Cambodian rum manufacturer

Samai Rum Distillery (សិប្បកម្មកែច្នៃស្រារ៉ោមសម័យ) is a Cambodian premium rum manufacturer in Phnom Penh founded in 2014. The first rum distillery in the country, it was founded by Diego Wilkins, Daniel Pacheco and Antonio Lopez.

Samai Distillery was selected as one of 10 startup distilleries for Diageo's distillery incubation programme. Since then, its rums have won numerous awards from across the world such as San Francisco World Spirits Competition, the London International Spirits Challenge, the Singapore World Spirits Competition and the Miami International Rum Conference. Currently, the distillery exports around 30% of its production to Singapore, France and Spain, while the remaining 70% is sold domestically.

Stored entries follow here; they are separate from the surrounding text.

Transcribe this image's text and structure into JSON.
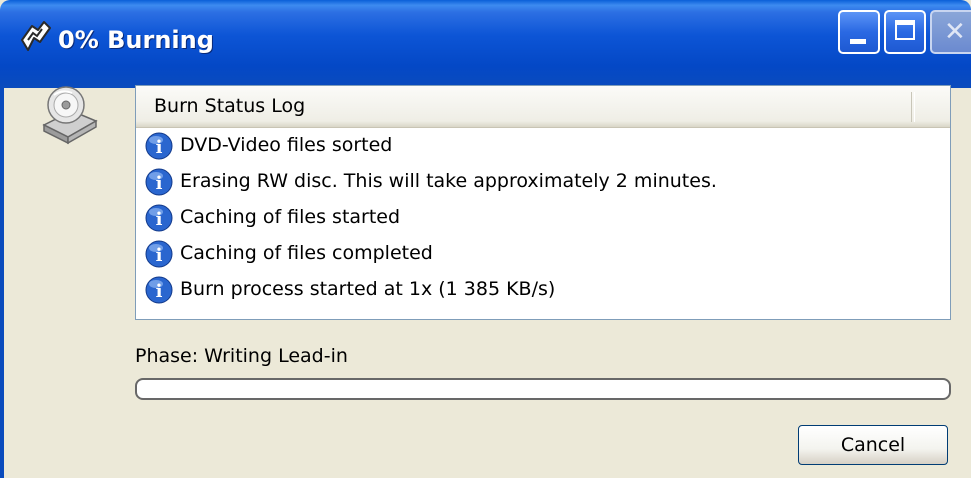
{
  "window": {
    "title": "0% Burning"
  },
  "log": {
    "column": "Burn Status Log",
    "entries": [
      {
        "icon": "info-icon",
        "text": "DVD-Video files sorted"
      },
      {
        "icon": "info-icon",
        "text": "Erasing RW disc. This will take approximately 2 minutes."
      },
      {
        "icon": "info-icon",
        "text": "Caching of files started"
      },
      {
        "icon": "info-icon",
        "text": "Caching of files completed"
      },
      {
        "icon": "info-icon",
        "text": "Burn process started at 1x (1 385 KB/s)"
      }
    ]
  },
  "status": {
    "phase": "Phase: Writing Lead-in",
    "progress_fraction": 0
  },
  "buttons": {
    "cancel": "Cancel"
  },
  "colors": {
    "titlebar": "#0a4bbd",
    "window_bg": "#ece9d8",
    "info_icon": "#1e5bc6"
  }
}
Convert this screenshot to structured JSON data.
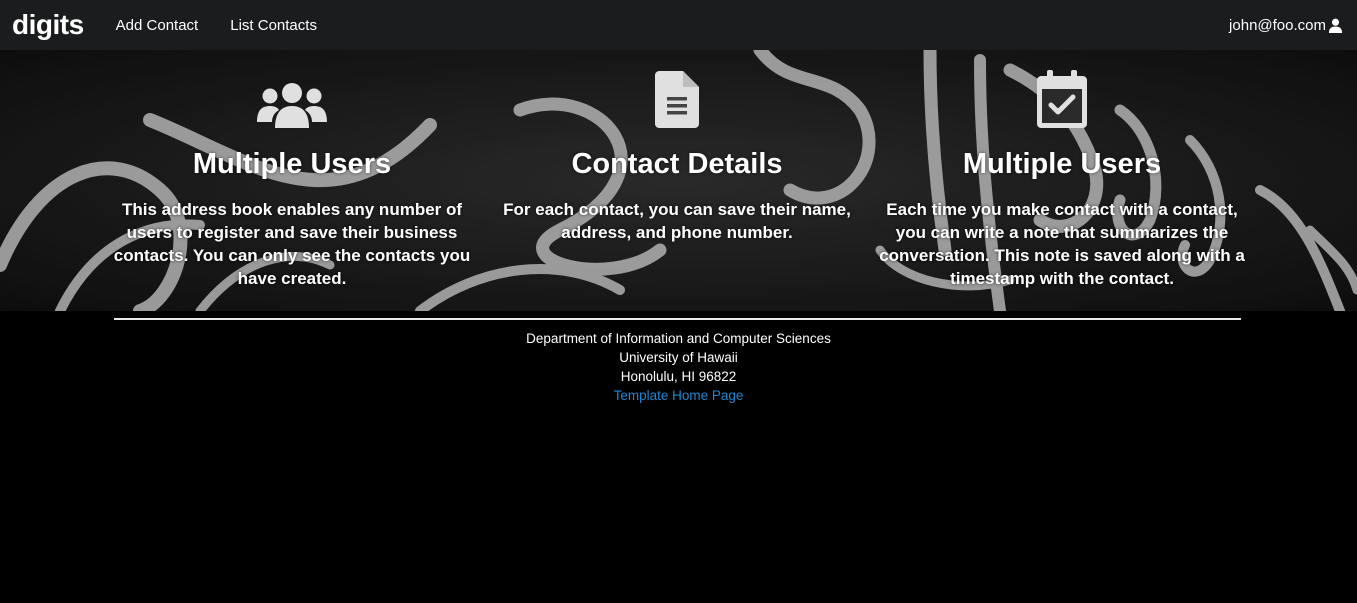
{
  "navbar": {
    "brand": "digits",
    "links": [
      "Add Contact",
      "List Contacts"
    ],
    "user": "john@foo.com",
    "user_icon": "user-icon"
  },
  "features": [
    {
      "icon": "users-icon",
      "title": "Multiple Users",
      "text": "This address book enables any number of users to register and save their business contacts. You can only see the contacts you have created."
    },
    {
      "icon": "file-text-icon",
      "title": "Contact Details",
      "text": "For each contact, you can save their name, address, and phone number."
    },
    {
      "icon": "calendar-check-icon",
      "title": "Multiple Users",
      "text": "Each time you make contact with a contact, you can write a note that summarizes the conversation. This note is saved along with a timestamp with the contact."
    }
  ],
  "footer": {
    "lines": [
      "Department of Information and Computer Sciences",
      "University of Hawaii",
      "Honolulu, HI 96822"
    ],
    "link": "Template Home Page"
  },
  "colors": {
    "navbar_bg": "#1b1c1d",
    "footer_bg": "#000000",
    "link": "#2185d0",
    "icon": "#e0e0e0"
  }
}
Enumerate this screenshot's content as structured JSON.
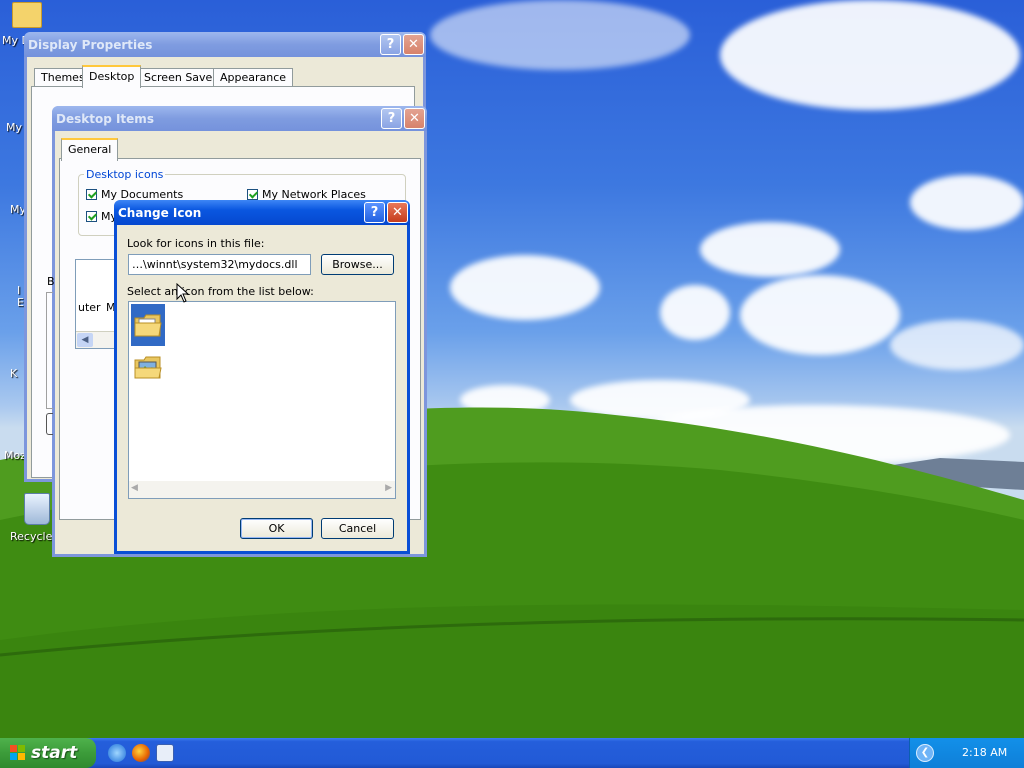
{
  "desktop": {
    "icons": [
      {
        "label": "My D"
      },
      {
        "label": "My"
      },
      {
        "label": "My"
      },
      {
        "label": "I\nE"
      },
      {
        "label": "K"
      },
      {
        "label": "Moz"
      },
      {
        "label": "Recycle"
      }
    ]
  },
  "display_properties": {
    "title": "Display Properties",
    "tabs": [
      "Themes",
      "Desktop",
      "Screen Saver",
      "Appearance"
    ],
    "active_tab": "Desktop"
  },
  "desktop_items": {
    "title": "Desktop Items",
    "tab": "General",
    "group_label": "Desktop icons",
    "checkboxes": [
      {
        "label": "My Documents",
        "checked": true
      },
      {
        "label": "My Network Places",
        "checked": true
      },
      {
        "label": "My",
        "checked": true
      }
    ],
    "partial_b": "B",
    "list_labels": [
      "uter",
      "M"
    ]
  },
  "change_icon": {
    "title": "Change Icon",
    "file_label": "Look for icons in this file:",
    "file_value": "…\\winnt\\system32\\mydocs.dll",
    "browse_label": "Browse...",
    "list_label": "Select an icon from the list below:",
    "icons": [
      "folder-documents-icon",
      "folder-pictures-icon"
    ],
    "ok_label": "OK",
    "cancel_label": "Cancel"
  },
  "taskbar": {
    "start_label": "start",
    "quick_launch": [
      "ie-icon",
      "firefox-icon",
      "app-icon"
    ],
    "clock": "2:18 AM"
  }
}
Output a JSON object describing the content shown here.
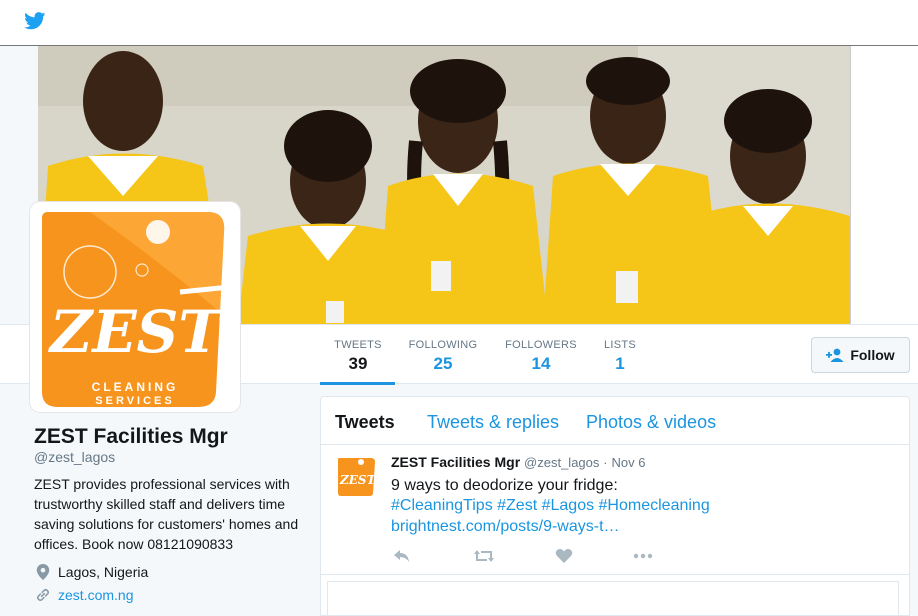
{
  "profile": {
    "name": "ZEST Facilities Mgr",
    "handle": "@zest_lagos",
    "bio": "ZEST provides professional services with trustworthy skilled staff and delivers time saving solutions for customers' homes and offices. Book now 08121090833",
    "location": "Lagos, Nigeria",
    "url": "zest.com.ng",
    "logo": {
      "word": "ZEST",
      "line1": "CLEANING",
      "line2": "SERVICES"
    }
  },
  "stats": [
    {
      "label": "TWEETS",
      "value": "39"
    },
    {
      "label": "FOLLOWING",
      "value": "25"
    },
    {
      "label": "FOLLOWERS",
      "value": "14"
    },
    {
      "label": "LISTS",
      "value": "1"
    }
  ],
  "follow_button": {
    "label": "Follow",
    "icon": "follow-user-icon"
  },
  "tabs": [
    "Tweets",
    "Tweets & replies",
    "Photos & videos"
  ],
  "tweet": {
    "name": "ZEST Facilities Mgr",
    "handle": "@zest_lagos",
    "separator": "·",
    "date": "Nov 6",
    "text": "9 ways to deodorize your fridge:",
    "hashtags": "#CleaningTips #Zest #Lagos #Homecleaning",
    "link": "brightnest.com/posts/9-ways-t…",
    "actions": [
      "reply-icon",
      "retweet-icon",
      "like-icon",
      "more-icon"
    ]
  },
  "colors": {
    "brand_orange": "#f7941d",
    "link_blue": "#1b95e0",
    "shirt_yellow": "#f5c518"
  }
}
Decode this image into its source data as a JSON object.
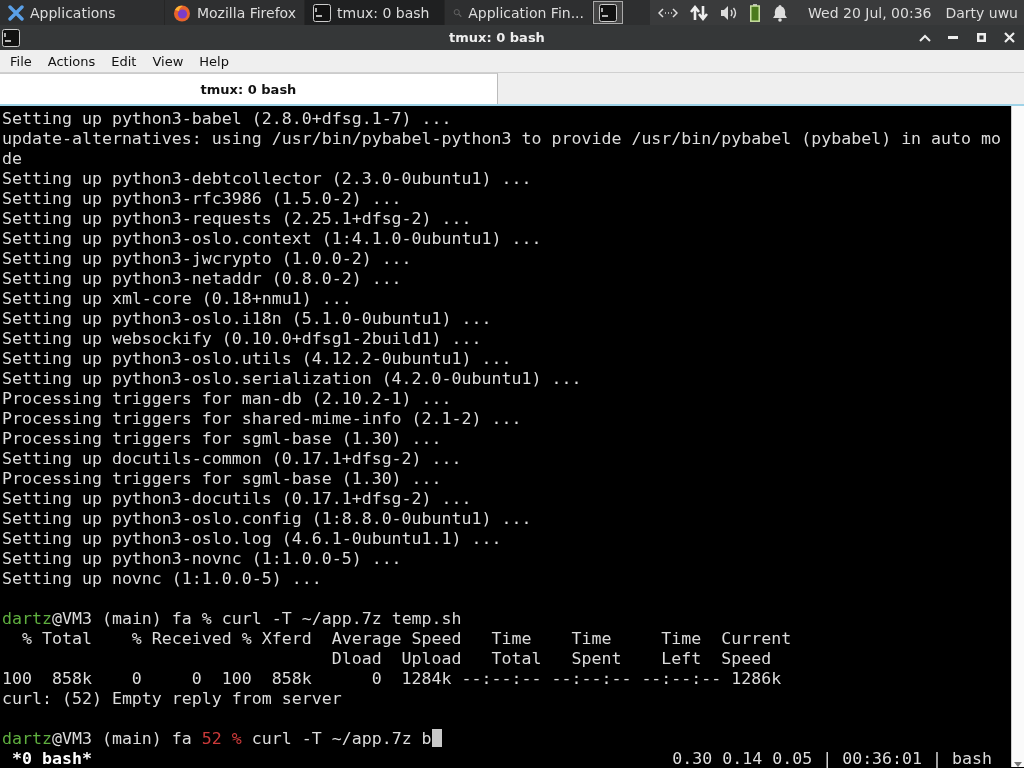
{
  "taskbar": {
    "items": [
      {
        "kind": "menu",
        "label": "Applications",
        "selected": false
      },
      {
        "kind": "browser",
        "label": "Mozilla Firefox",
        "selected": false
      },
      {
        "kind": "terminal",
        "label": "tmux: 0 bash",
        "selected": true
      },
      {
        "kind": "finder",
        "label": "Application Fin...",
        "selected": false
      },
      {
        "kind": "workspace",
        "selected": true
      }
    ],
    "clock": "Wed 20 Jul, 00:36",
    "user": "Darty uwu"
  },
  "window": {
    "title": "tmux: 0 bash"
  },
  "menu": [
    "File",
    "Actions",
    "Edit",
    "View",
    "Help"
  ],
  "tabs": [
    {
      "label": "tmux: 0 bash",
      "selected": true
    }
  ],
  "terminal": {
    "lines": [
      {
        "kind": "output",
        "text": "Setting up python3-babel (2.8.0+dfsg.1-7) ..."
      },
      {
        "kind": "output",
        "text": "update-alternatives: using /usr/bin/pybabel-python3 to provide /usr/bin/pybabel (pybabel) in auto mo"
      },
      {
        "kind": "output",
        "text": "de"
      },
      {
        "kind": "output",
        "text": "Setting up python3-debtcollector (2.3.0-0ubuntu1) ..."
      },
      {
        "kind": "output",
        "text": "Setting up python3-rfc3986 (1.5.0-2) ..."
      },
      {
        "kind": "output",
        "text": "Setting up python3-requests (2.25.1+dfsg-2) ..."
      },
      {
        "kind": "output",
        "text": "Setting up python3-oslo.context (1:4.1.0-0ubuntu1) ..."
      },
      {
        "kind": "output",
        "text": "Setting up python3-jwcrypto (1.0.0-2) ..."
      },
      {
        "kind": "output",
        "text": "Setting up python3-netaddr (0.8.0-2) ..."
      },
      {
        "kind": "output",
        "text": "Setting up xml-core (0.18+nmu1) ..."
      },
      {
        "kind": "output",
        "text": "Setting up python3-oslo.i18n (5.1.0-0ubuntu1) ..."
      },
      {
        "kind": "output",
        "text": "Setting up websockify (0.10.0+dfsg1-2build1) ..."
      },
      {
        "kind": "output",
        "text": "Setting up python3-oslo.utils (4.12.2-0ubuntu1) ..."
      },
      {
        "kind": "output",
        "text": "Setting up python3-oslo.serialization (4.2.0-0ubuntu1) ..."
      },
      {
        "kind": "output",
        "text": "Processing triggers for man-db (2.10.2-1) ..."
      },
      {
        "kind": "output",
        "text": "Processing triggers for shared-mime-info (2.1-2) ..."
      },
      {
        "kind": "output",
        "text": "Processing triggers for sgml-base (1.30) ..."
      },
      {
        "kind": "output",
        "text": "Setting up docutils-common (0.17.1+dfsg-2) ..."
      },
      {
        "kind": "output",
        "text": "Processing triggers for sgml-base (1.30) ..."
      },
      {
        "kind": "output",
        "text": "Setting up python3-docutils (0.17.1+dfsg-2) ..."
      },
      {
        "kind": "output",
        "text": "Setting up python3-oslo.config (1:8.8.0-0ubuntu1) ..."
      },
      {
        "kind": "output",
        "text": "Setting up python3-oslo.log (4.6.1-0ubuntu1.1) ..."
      },
      {
        "kind": "output",
        "text": "Setting up python3-novnc (1:1.0.0-5) ..."
      },
      {
        "kind": "output",
        "text": "Setting up novnc (1:1.0.0-5) ..."
      },
      {
        "kind": "blank"
      },
      {
        "kind": "prompt",
        "user": "dartz",
        "host": "@VM3 (main) fa",
        "status": "%",
        "error": false,
        "command": "curl -T ~/app.7z temp.sh",
        "cursor": false
      },
      {
        "kind": "output",
        "text": "  % Total    % Received % Xferd  Average Speed   Time    Time     Time  Current"
      },
      {
        "kind": "output",
        "text": "                                 Dload  Upload   Total   Spent    Left  Speed"
      },
      {
        "kind": "output",
        "text": "100  858k    0     0  100  858k      0  1284k --:--:-- --:--:-- --:--:-- 1286k"
      },
      {
        "kind": "output",
        "text": "curl: (52) Empty reply from server"
      },
      {
        "kind": "blank"
      },
      {
        "kind": "prompt",
        "user": "dartz",
        "host": "@VM3 (main) fa",
        "status": "52 %",
        "error": true,
        "command": "curl -T ~/app.7z b",
        "cursor": true
      }
    ],
    "status_left": "*0 bash*",
    "status_right": "0.30 0.14 0.05 | 00:36:01 | bash"
  }
}
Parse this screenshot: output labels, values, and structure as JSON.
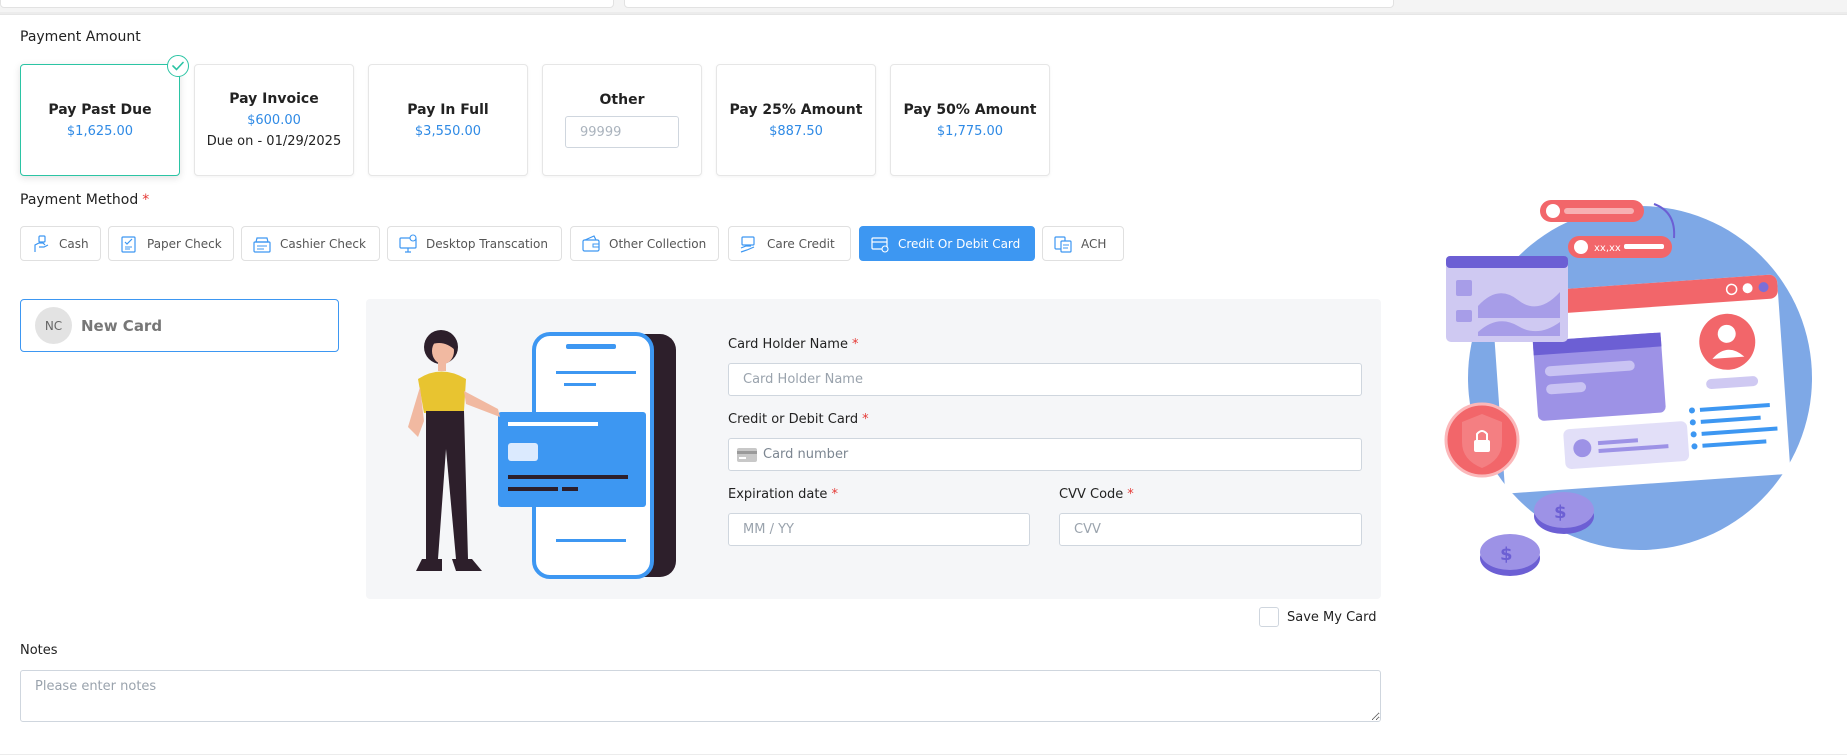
{
  "payment_amount": {
    "label": "Payment Amount",
    "options": [
      {
        "title": "Pay Past Due",
        "value": "$1,625.00",
        "selected": true
      },
      {
        "title": "Pay Invoice",
        "value": "$600.00",
        "due": "Due on - 01/29/2025"
      },
      {
        "title": "Pay In Full",
        "value": "$3,550.00"
      },
      {
        "title": "Other",
        "placeholder": "99999"
      },
      {
        "title": "Pay 25% Amount",
        "value": "$887.50"
      },
      {
        "title": "Pay 50% Amount",
        "value": "$1,775.00"
      }
    ]
  },
  "payment_method": {
    "label": "Payment Method",
    "required_mark": "*",
    "methods": [
      {
        "label": "Cash",
        "icon": "cash-hand-icon"
      },
      {
        "label": "Paper Check",
        "icon": "paper-check-icon"
      },
      {
        "label": "Cashier Check",
        "icon": "cashier-check-icon"
      },
      {
        "label": "Desktop Transcation",
        "icon": "desktop-transaction-icon"
      },
      {
        "label": "Other Collection",
        "icon": "wallet-icon"
      },
      {
        "label": "Care Credit",
        "icon": "care-credit-icon"
      },
      {
        "label": "Credit Or Debit Card",
        "icon": "credit-card-icon",
        "active": true
      },
      {
        "label": "ACH",
        "icon": "ach-bank-icon"
      }
    ]
  },
  "saved_card": {
    "initials": "NC",
    "label": "New Card"
  },
  "card_form": {
    "holder_label": "Card Holder Name",
    "holder_placeholder": "Card Holder Name",
    "card_label": "Credit or Debit Card",
    "card_placeholder": "Card number",
    "exp_label": "Expiration date",
    "exp_placeholder": "MM / YY",
    "cvv_label": "CVV Code",
    "cvv_placeholder": "CVV",
    "required_mark": "*"
  },
  "save_card_label": "Save My Card",
  "notes": {
    "label": "Notes",
    "placeholder": "Please enter notes"
  },
  "illustration": {
    "mini_text": "xx,xx"
  },
  "colors": {
    "accent": "#3d97f2",
    "selected_border": "#2bc4a4",
    "required": "#e53935",
    "amount_value": "#2f8ae5"
  }
}
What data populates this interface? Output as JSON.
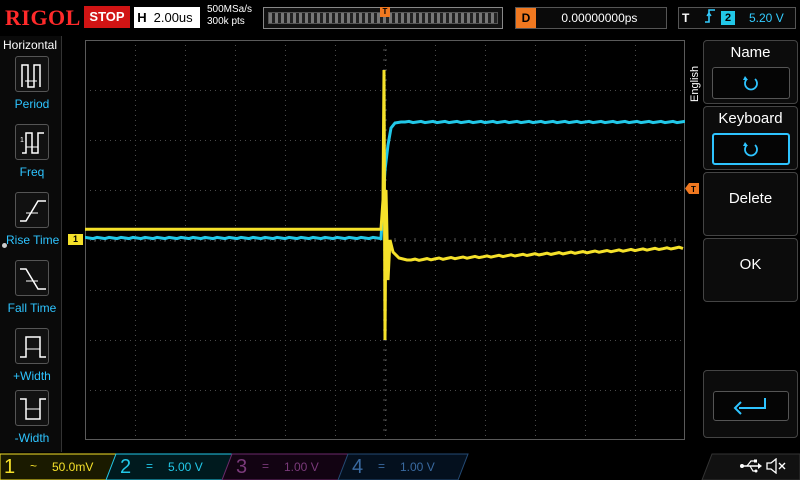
{
  "brand": "RIGOL",
  "run_state": "STOP",
  "horizontal": {
    "tag": "H",
    "scale": "2.00us",
    "sample_rate": "500MSa/s",
    "memory_depth": "300k pts"
  },
  "delay": {
    "tag": "D",
    "value": "0.00000000ps"
  },
  "trigger": {
    "tag": "T",
    "source": "2",
    "level": "5.20 V"
  },
  "left_menu": {
    "title": "Horizontal",
    "items": [
      {
        "label": "Period",
        "icon": "period-icon"
      },
      {
        "label": "Freq",
        "icon": "frequency-icon"
      },
      {
        "label": "Rise Time",
        "icon": "rise-time-icon"
      },
      {
        "label": "Fall Time",
        "icon": "fall-time-icon"
      },
      {
        "label": "+Width",
        "icon": "positive-width-icon"
      },
      {
        "label": "-Width",
        "icon": "negative-width-icon"
      }
    ]
  },
  "right_menu": {
    "language": "English",
    "name_label": "Name",
    "keyboard_label": "Keyboard",
    "delete_label": "Delete",
    "ok_label": "OK",
    "enter_icon": "enter-icon"
  },
  "channels": [
    {
      "num": "1",
      "scale": "50.0mV",
      "color": "#f5e12a",
      "active": true
    },
    {
      "num": "2",
      "scale": "5.00 V",
      "color": "#22c8e8",
      "active": true
    },
    {
      "num": "3",
      "scale": "1.00 V",
      "color": "#d23cd2",
      "active": false
    },
    {
      "num": "4",
      "scale": "1.00 V",
      "color": "#2e7bd8",
      "active": false
    }
  ],
  "ch1_marker": "1",
  "colors": {
    "ch1": "#f5e12a",
    "ch2": "#22c8e8",
    "accent": "#f07820",
    "menu_highlight": "#2ec4ff",
    "stop": "#d11414"
  },
  "status_icons": [
    "usb-icon",
    "speaker-muted-icon"
  ]
}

In 2020, after the start of the COVID-19 pandemic, Samai Distillery began producing hand sanitizer from the distillation fraction previously used for disinfecting equipment.

== Production ==
Samai Distillery produces añejo rum using traditional handmade 500-litre copper pot stills. It sources its sugarcane from eastern regions of the Koh Kong Province to produce three kinds of rums – Samai Gold Rum flavoured with Mondulkiri wild honey, Samai PX Limited Edition Rum aged in Sherry American oak barrels and Kampot Pepper Rum spiced with Kampot pepper.